O despertador tocou. Abriu só o olho esquerdo, “mas já?”, desligou. Forçou o corpo para a frente e não conseguiu se levantar da cama. Tentou mais uma vez. E mais outra. “Perae, tem alguma coisa errada”.
– Não vai levantar coisa nenhuma, vai ficar aqui comigo. Você não precisa de trabalho, de amigos, só precisa de mim.
– Mas que porra é essa?
Era isso: a cama dele não apenas falava, como aparentemente era uma maníaca obcecada e queria mantê-lo como refém.
– Não cuspa no colchão que dormiu.
– Eu quero acordar!
– Você não está sonhando, bobinho. Está acordadíssimo – o que é uma perda de tempo, por sinal, com aquele frio lá fora.
– Impossível. É a cara do meu cérebro criar uma cama falante sequestradora.
Fez uma nova tentativa de se levantar. Sem sucesso. Era como se a cama o estivesse abraçando, mesmo sem braços.
– Vamos ficar quietos e dormir mais cinco minutinhos.
Era como se a cama o estivesse abraçando, mesmo sem braços.
– Vamos ficar quietos e dormir mais cinco minutinhos.
– Não! Eu preciso ir trabalhar, puta que pariu! Fiquei até de madrugada fechando o relatório de abril, vou entregar isso hoje nem que eu tenha que arrastar você junto pro escritório.
– Shhhhhh. Quietinho.
– Me deixa levantar! Socorro!
– Ai, mas tá bem difícil dormir com você gritando assim. Eu tô aqui fazendo um favor. Quantas vezes você desejou voltar a dormir ao invés de pegar três metrôs lotados com cheiro de muçarela estragada logo cedo? Aproveita a chance, vira aí e dorme.
– Mas que chance? A chance de ficar desempregado?
– Você é um ingrato!
– Ah, mas você não pode falar assim comigo, mesmo. Eu arrumo você todo dia, troco o lençol uma vez por semana, falo pra todo mundo o quanto sinto sua falta durante o expediente, “queria minha cama agora”, pra você me chamar de ingrato?

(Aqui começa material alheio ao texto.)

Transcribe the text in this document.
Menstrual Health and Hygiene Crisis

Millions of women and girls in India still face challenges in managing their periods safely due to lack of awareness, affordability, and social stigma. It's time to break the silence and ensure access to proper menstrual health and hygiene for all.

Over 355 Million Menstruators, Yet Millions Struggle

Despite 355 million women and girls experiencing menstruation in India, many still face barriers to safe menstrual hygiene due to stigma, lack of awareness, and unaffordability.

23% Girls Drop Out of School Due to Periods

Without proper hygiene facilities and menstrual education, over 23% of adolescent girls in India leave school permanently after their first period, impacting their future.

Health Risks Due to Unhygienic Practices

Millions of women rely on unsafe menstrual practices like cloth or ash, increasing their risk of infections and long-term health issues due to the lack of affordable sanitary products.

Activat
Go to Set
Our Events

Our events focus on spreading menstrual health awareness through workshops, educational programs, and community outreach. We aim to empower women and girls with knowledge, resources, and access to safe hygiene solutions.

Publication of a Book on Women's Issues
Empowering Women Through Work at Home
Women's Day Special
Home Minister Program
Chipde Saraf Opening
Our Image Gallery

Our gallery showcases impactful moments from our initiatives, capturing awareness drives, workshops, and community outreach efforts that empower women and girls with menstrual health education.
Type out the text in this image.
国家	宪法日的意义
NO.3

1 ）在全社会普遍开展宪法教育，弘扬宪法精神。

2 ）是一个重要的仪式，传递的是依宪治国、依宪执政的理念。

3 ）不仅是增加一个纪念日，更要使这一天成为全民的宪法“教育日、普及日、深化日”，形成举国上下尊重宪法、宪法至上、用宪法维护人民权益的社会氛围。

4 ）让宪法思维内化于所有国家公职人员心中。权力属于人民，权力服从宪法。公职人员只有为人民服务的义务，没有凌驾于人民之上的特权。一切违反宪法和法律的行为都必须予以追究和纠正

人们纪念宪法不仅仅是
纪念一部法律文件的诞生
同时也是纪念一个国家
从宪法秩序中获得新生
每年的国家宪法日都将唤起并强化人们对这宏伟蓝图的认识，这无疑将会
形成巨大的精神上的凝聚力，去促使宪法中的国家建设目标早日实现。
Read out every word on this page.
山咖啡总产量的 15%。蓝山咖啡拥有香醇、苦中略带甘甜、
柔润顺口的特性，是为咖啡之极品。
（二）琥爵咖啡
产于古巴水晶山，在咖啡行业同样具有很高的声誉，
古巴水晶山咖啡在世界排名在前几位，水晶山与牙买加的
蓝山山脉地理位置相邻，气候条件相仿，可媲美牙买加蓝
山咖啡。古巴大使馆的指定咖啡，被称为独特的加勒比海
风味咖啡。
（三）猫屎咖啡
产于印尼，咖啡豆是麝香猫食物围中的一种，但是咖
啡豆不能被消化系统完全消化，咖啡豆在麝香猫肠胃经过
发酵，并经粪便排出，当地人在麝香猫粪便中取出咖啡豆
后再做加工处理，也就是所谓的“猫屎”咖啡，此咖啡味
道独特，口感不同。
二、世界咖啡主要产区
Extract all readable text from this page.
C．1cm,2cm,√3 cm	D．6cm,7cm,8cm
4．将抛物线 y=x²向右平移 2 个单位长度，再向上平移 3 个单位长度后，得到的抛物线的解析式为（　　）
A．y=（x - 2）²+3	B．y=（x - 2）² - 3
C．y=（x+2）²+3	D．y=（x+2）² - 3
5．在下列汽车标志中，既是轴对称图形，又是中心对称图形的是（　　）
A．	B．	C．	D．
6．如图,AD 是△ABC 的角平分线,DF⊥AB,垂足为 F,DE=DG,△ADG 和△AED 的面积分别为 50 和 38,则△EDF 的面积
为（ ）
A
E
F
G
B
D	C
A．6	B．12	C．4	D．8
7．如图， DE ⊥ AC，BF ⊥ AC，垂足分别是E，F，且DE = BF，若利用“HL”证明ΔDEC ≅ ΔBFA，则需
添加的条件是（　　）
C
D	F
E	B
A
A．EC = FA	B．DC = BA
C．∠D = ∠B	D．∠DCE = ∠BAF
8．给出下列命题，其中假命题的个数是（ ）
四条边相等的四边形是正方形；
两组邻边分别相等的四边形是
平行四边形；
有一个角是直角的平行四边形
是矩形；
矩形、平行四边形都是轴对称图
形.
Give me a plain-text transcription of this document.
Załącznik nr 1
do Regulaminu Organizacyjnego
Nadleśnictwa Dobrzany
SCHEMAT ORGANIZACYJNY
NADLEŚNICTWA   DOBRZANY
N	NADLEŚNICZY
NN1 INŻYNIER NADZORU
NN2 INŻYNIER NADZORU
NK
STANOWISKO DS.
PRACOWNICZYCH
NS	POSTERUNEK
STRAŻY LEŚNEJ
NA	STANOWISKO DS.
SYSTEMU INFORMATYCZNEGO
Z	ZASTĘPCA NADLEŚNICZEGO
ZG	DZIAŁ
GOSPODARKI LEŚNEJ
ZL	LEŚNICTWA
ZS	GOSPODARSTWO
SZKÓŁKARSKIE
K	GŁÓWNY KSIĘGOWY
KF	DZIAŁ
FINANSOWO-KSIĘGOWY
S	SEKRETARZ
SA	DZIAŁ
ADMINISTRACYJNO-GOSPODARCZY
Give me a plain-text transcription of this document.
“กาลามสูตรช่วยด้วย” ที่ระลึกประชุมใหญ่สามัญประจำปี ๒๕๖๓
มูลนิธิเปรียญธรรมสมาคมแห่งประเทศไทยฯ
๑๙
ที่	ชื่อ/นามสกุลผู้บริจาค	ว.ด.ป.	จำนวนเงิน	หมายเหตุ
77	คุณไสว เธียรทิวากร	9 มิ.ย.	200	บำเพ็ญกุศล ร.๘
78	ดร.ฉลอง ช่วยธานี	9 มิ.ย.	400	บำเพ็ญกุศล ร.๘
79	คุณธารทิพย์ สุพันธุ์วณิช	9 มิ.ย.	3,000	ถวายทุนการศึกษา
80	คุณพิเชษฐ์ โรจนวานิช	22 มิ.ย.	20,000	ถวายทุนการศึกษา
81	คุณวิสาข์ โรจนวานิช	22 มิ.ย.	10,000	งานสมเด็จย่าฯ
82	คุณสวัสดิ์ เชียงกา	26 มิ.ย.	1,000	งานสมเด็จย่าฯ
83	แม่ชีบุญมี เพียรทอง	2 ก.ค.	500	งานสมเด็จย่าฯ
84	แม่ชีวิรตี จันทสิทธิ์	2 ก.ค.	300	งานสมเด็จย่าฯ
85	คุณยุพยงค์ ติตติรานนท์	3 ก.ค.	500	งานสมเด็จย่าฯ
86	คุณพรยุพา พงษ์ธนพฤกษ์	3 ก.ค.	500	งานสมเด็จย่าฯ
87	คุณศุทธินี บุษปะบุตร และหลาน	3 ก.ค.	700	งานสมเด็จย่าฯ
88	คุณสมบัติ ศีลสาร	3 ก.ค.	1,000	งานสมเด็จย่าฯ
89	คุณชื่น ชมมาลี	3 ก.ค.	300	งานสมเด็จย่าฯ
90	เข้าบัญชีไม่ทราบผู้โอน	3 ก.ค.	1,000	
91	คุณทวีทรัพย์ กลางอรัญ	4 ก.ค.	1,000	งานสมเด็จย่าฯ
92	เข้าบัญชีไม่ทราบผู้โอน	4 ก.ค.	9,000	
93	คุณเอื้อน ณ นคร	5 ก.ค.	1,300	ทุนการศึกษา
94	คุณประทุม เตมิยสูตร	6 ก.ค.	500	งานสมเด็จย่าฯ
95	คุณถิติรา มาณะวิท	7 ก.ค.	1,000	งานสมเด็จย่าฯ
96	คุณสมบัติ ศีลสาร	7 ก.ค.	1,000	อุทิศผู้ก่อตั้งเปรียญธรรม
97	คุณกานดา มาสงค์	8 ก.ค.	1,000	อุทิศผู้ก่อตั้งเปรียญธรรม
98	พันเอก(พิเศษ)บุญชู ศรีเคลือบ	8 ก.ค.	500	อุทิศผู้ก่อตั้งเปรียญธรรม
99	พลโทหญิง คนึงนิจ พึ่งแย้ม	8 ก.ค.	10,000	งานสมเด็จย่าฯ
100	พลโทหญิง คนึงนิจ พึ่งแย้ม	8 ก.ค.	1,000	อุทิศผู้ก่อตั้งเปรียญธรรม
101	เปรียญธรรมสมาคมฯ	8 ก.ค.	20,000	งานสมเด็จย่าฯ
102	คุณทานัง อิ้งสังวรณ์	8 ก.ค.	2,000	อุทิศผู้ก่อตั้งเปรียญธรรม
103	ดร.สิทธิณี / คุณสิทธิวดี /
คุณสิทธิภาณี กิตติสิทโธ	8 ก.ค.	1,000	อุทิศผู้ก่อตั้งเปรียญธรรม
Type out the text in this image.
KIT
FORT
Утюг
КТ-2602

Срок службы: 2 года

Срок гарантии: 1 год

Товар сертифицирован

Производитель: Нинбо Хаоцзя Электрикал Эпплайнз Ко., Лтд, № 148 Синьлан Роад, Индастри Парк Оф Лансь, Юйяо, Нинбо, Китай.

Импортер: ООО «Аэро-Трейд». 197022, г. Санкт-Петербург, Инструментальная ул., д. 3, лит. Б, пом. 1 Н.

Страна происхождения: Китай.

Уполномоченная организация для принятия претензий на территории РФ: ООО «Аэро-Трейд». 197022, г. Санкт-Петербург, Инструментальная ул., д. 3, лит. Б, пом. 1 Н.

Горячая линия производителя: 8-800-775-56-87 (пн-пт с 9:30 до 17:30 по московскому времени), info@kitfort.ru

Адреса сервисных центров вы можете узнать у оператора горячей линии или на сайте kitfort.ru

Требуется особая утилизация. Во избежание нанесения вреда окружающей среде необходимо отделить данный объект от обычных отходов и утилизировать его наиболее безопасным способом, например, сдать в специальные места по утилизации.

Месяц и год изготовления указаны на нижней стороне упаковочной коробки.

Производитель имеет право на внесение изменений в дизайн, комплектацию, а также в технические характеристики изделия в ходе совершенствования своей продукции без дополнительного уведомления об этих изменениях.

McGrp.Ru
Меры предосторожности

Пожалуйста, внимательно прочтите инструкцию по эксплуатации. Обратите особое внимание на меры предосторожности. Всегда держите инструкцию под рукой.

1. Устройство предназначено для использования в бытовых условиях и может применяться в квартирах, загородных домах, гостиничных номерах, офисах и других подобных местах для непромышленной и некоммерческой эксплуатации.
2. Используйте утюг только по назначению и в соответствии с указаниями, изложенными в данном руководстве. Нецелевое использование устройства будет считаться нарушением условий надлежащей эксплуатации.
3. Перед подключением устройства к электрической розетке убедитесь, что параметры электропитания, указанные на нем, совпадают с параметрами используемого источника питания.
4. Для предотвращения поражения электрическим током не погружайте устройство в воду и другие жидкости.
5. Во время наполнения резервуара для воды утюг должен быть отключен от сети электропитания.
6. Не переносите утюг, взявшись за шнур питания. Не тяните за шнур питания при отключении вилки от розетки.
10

O travesseiro em que ele estava deitado foi puxado e jogado na parede.
– In-gra-to.
– Por quê? E por que hoje?
– Por que hoje o quê?
– Não me deixar levantar logo hoje, um dia tão importante. Eu fiz o melhor relatório da história dos relatórios, poderia ser promovido.
– Uma cama bem resolvida precisa reservar data no calendário para demonstrar seu amor? Senti que era hoje e fiz.
– E agora, o que você pretende? Me manter dormindo em você pra sempre?
– Não pra sempre, alguns meses. Você pode hibernar.
– Você é uma cama psicopata, sabia?
– Você vai se arrepender por ter falado isso.
Desta vez, foi ele arremessado na parede. Bateu a cabeça, caiu no chão e abriu os dois olhos. Alguns segundos estático e o alívio, “Era um pesadelo! Era pesadelo, caramba, pesadelo!”. Levantou e ficou olhando para a cama, imóvel – como deve ser.
Virou-se para o rádio relógio: restavam duas horas antes do despertador tocar. Pegou o edredom e foi para o sofá.